One of the things you eventually hear in dealing with people is that they have changed some world view they had regarding right and wrong based on perspective. "I've gained a new perspective on that issue", they might say, or something similar. I have always had a problem with that.
The reason I have a problem with that is because there are really only two possibilities. Either the view of right and wrong they previously held was not based on principle, or they are willing to give up principles based on whatever this new perspective they've "gained" may be.
I quoted "gained" above because I take issue with that word in this context. In the majority of cases where this has occurred in some one's life they haven't really "gained" anything with this new perspective, but often times have taken a step backwards. Let me give an example.
Someone, we'll call him Gentleman A, believes that abortion is wrong. Gentleman A believes that abortion is murder and that there is no difference in aborting a fetus and killing a 2 year-old toddler. Gentlemen A meets a young lady, Ms. B. After a few weeks of dating Gentleman A and Ms. B commit fornication and a new life is the result. Suddenly Gentleman A has "gained" a new perspective on the abortion issue and is no longer strongly opposed to it on moral grounds.
Did Gentleman A really gain anything in this situation? Absolutely not. He might would argue that his setting aside of principle is based on perspective. I'd call what he is practicing as nothing more than situational ethics. He felt abortion was morally wrong, until he found himself in a situation where abortion was the easy way out, and suddenly his perspective changed.
Let me give another example. Gentleman C believes that fetal stem-cell research is a bad idea. He really has no moral principle in which to base this on, it is just a gut feeling; it doesn't feel right. Gentleman C is hit head-on one night by a drunk driver resulting in his being paralyzed from the chest down. Gentleman C suddenly no longer believes that fetal stem-cell research is a bad idea. In fact, he'd argue that he has "gained" new perspective and is now a staunch proponent of fetal stem-cell research.
Gentleman A was willing to set aside principle due to his situation. Gentleman C on the other hand never held to a principle on the given issue, and therefore was swayed to change his opinion based on his situation. Whether or not it is worse to never have held a principle or to be willing to set aside a principle isn't important. What is important is that in either case what these two have done is practiced situational ethics.

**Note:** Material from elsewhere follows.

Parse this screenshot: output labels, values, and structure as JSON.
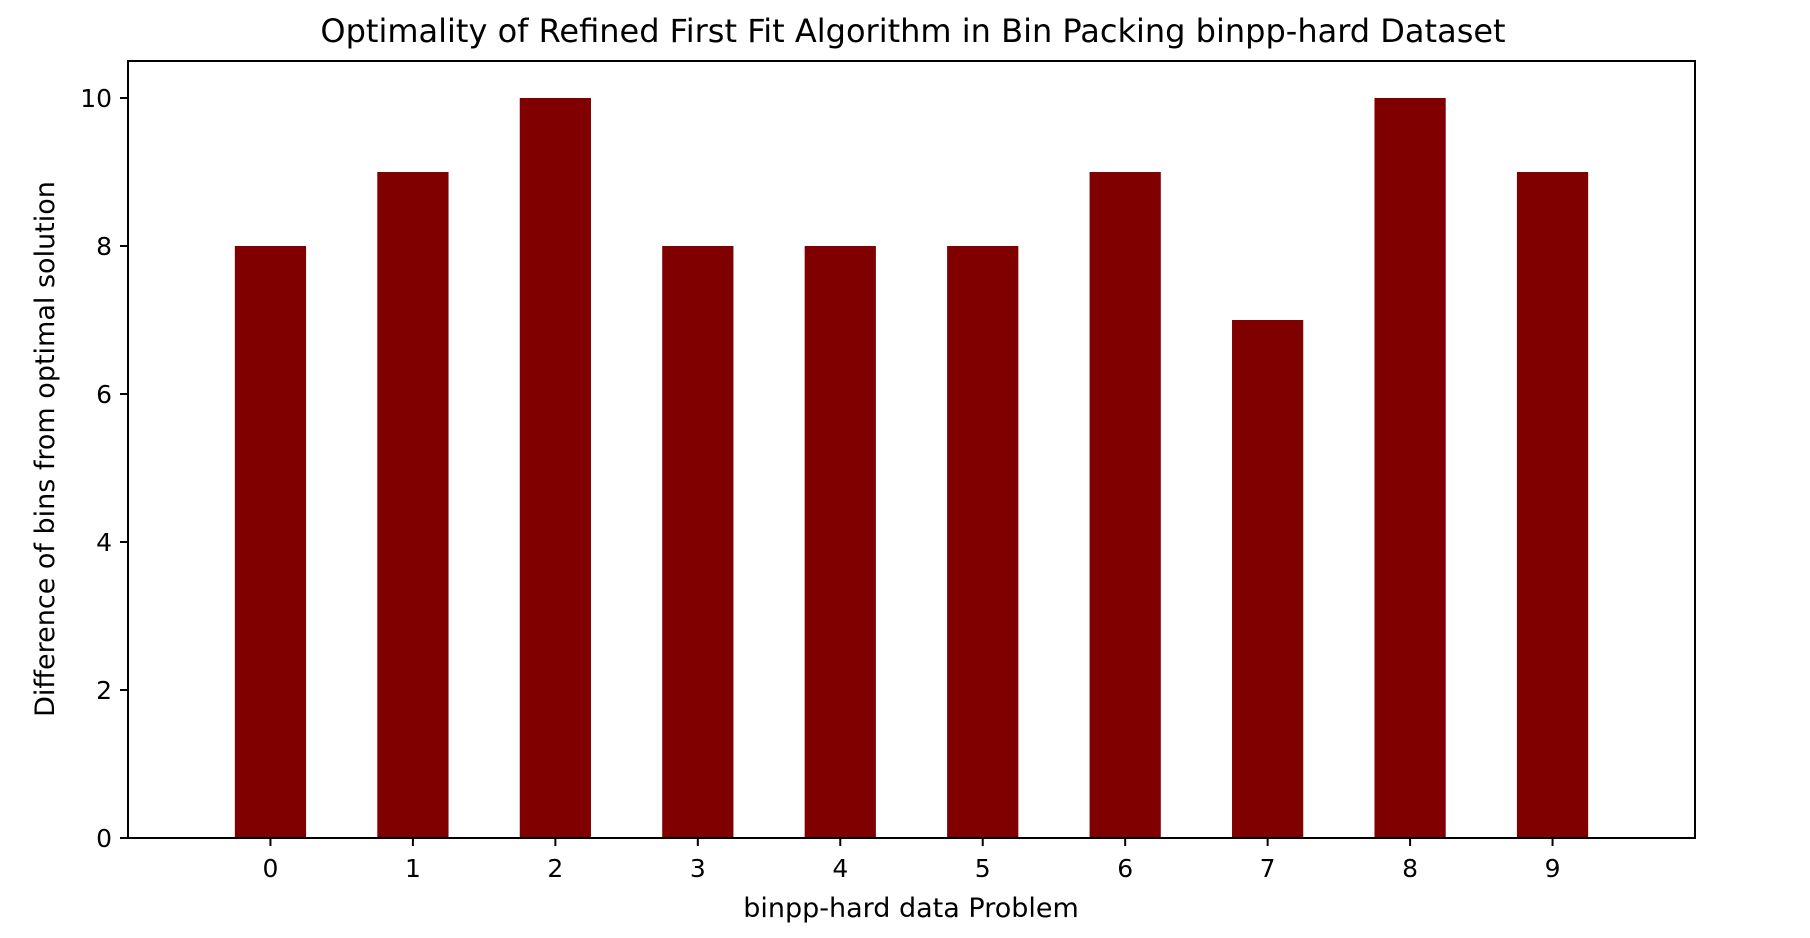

"Gaining" perspective that changes one's opinion on moral issues is simply situational ethics. It is changing views in order to suit one's current circumstances. In the two examples above, examples that I have witnessed, either the lack of principle, or the setting aside of principle, led to individuals changing their belief structure from the moral to the immoral. Can that really be calling "gaining" anything?
The truth is we should always have our beliefs rooted in principle. These principles should be based on an objective standard for determining right from wrong, and that objective standard should be what guides our life, our decisions, and our beliefs. This would help prevent us from succumbing to the trap that Gentleman C fell into. We wouldn't be willing to choose the immoral simply because our situation had changed.
Also, we should always hold to those objective standards, or principles. Not doing this is what led Gentleman A to go down the path of immorality. He was willing to set aside the guiding principles in his life because they had become inconvenient to his situation.
This outlook should also apply regardless of what those around choose. The situations of friends and family shouldn't cause us to set aside our principles. This is something that is all too common in our society today. People are staunch advocates of the moral until a family member or friend makes a choice that puts them into certain situations. People are willing to set aside morality because they've allowed their principles to be compromised by a loved one's situation.
In the battle between principle and perspective, principle should always win. Principles based on the one true objective standard for morality should always be principles. Those principles should never be cast aside for convenience, or based on some one's situation. To put it another way, if it was wrong yesterday, then it will be wrong today and tomorrow as well.